Alckmin: zelo pela lei. Qual lei? Foto: Antonio Cruz/ABr |
Com as empresas, por exemplo é assim: se a lei é boa para elas, é cumprida; se não, é ignorada.
No Estadão, me lembro, houve uma época em que os jornalistas "batiam" o ponto e tudo corria bem até que os demitidos resolveram entrar na Justiça para cobrar as horas extras, evidentemente não pagas pelo empregador. Aí, acabou-se com o cartão de ponto - e isso é proibido por lei.
Outro caso do não cumprimento de uma lei: a Folha sempre ignorou a profissão de jornalista, mesmo quando ela era regulamentada, ou seja, quando ela existia. Fazia questão de contratar quem não tinha diploma - o que era proibido pela lei.
E por aí vai.
Por essas e outras é que a declaração do governador paulista, Geraldo Alckmin, de que não foi ele que determinou a reintegração de posse da área do Pinheirinho por um exército de 1.800 policiais militares, com tiros, explosões de bombas, feridos, pancadaria e tudo mais o que só a centenária corporação é capaz de fazer, soa, no mínimo, como uma grande hipocrisia.
“Quem decide é a Justiça. A Justiça decide, e o oficial de Justiça vai executar a decisão judicial. Quando ela não é cumprida, a Justiça requisita a polícia. É a Polícia Judiciária.
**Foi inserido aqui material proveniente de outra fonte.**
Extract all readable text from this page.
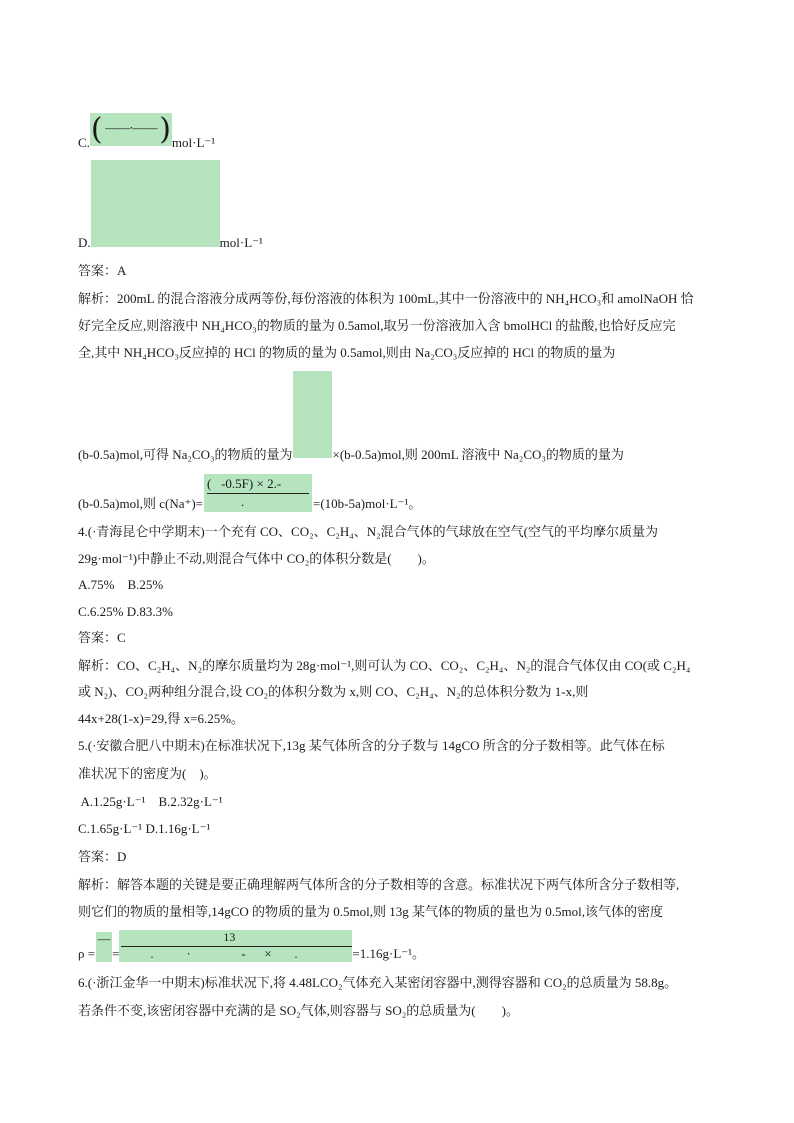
C. ( ——·—— ) mol·L⁻¹
D.	mol·L⁻¹
答案：A
解析：200mL 的混合溶液分成两等份,每份溶液的体积为 100mL,其中一份溶液中的 NH₄HCO₃和 amolNaOH 恰
好完全反应,则溶液中 NH₄HCO₃的物质的量为 0.5amol,取另一份溶液加入含 bmolHCl 的盐酸,也恰好反应完
全,其中 NH₄HCO₃反应掉的 HCl 的物质的量为 0.5amol,则由 Na₂CO₃反应掉的 HCl 的物质的量为
(b-0.5a)mol,可得 Na₂CO₃的物质的量为	×(b-0.5a)mol,则 200mL 溶液中 Na₂CO₃的物质的量为
(b-0.5a)mol,则 c(Na⁺)=

$\frac{( -0.5F) \times 2.-}{.}$

=(10b-5a)mol·L⁻¹。
4.(·青海昆仑中学期末)一个充有 CO、CO₂、C₂H₄、N₂混合气体的气球放在空气(空气的平均摩尔质量为
29g·mol⁻¹)中静止不动,则混合气体中 CO₂的体积分数是(　　)。
A.75%　B.25%
C.6.25% D.83.3%
答案：C
解析：CO、C₂H₄、N₂的摩尔质量均为 28g·mol⁻¹,则可认为 CO、CO₂、C₂H₄、N₂的混合气体仅由 CO(或 C₂H₄
或 N₂)、CO₂两种组分混合,设 CO₂的体积分数为 x,则 CO、C₂H₄、N₂的总体积分数为 1-x,则
44x+28(1-x)=29,得 x=6.25%。
5.(·安徽合肥八中期末)在标准状况下,13g 某气体所含的分子数与 14gCO 所含的分子数相等。此气体在标
准状况下的密度为(　)。
A.1.25g·L⁻¹　B.2.32g·L⁻¹
C.1.65g·L⁻¹ D.1.16g·L⁻¹
答案：D
解析：解答本题的关键是要正确理解两气体所含的分子数相等的含意。标准状况下两气体所含分子数相等,
则它们的物质的量相等,14gCO 的物质的量为 0.5mol,则 13g 某气体的物质的量也为 0.5mol,该气体的密度
ρ =

—

=

13

.

	·

	-

×

.

	=1.16g·L⁻¹。
6.(·浙江金华一中期末)标准状况下,将 4.48LCO₂气体充入某密闭容器中,测得容器和 CO₂的总质量为 58.8g。
若条件不变,该密闭容器中充满的是 SO₂气体,则容器与 SO₂的总质量为(　　)。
O governo não tem esse condão de atendo ou não atendo [os pedidos de ceder a polícia]. Senão, não precisaria ter Justiça”, disse o governador naquele seu tom de voz que parece o de um autômato de filme antigo de ficção científica.
Ele tem razão se as coisas deste mundo fossem em branco e preto.
Mas como são coloridas, cheias de nuances, o que disse para justificar o absurdo da violência policial e a monstruosidade que foi jogar na rua 9 mil pessoas que haviam constituído no local, há oito anos, uma comunidade pacífica e ordeira, que respeitava as leis, é apenas mais uma declaração cínica que se soma a tantas outras de sua autoria.
O governador sabe mais que todos nós que muitas leis, boas leis, leis que foram feitas para diminuir a injustiça e a desigualdade entre os homens, não são cumpridas em seu Estado.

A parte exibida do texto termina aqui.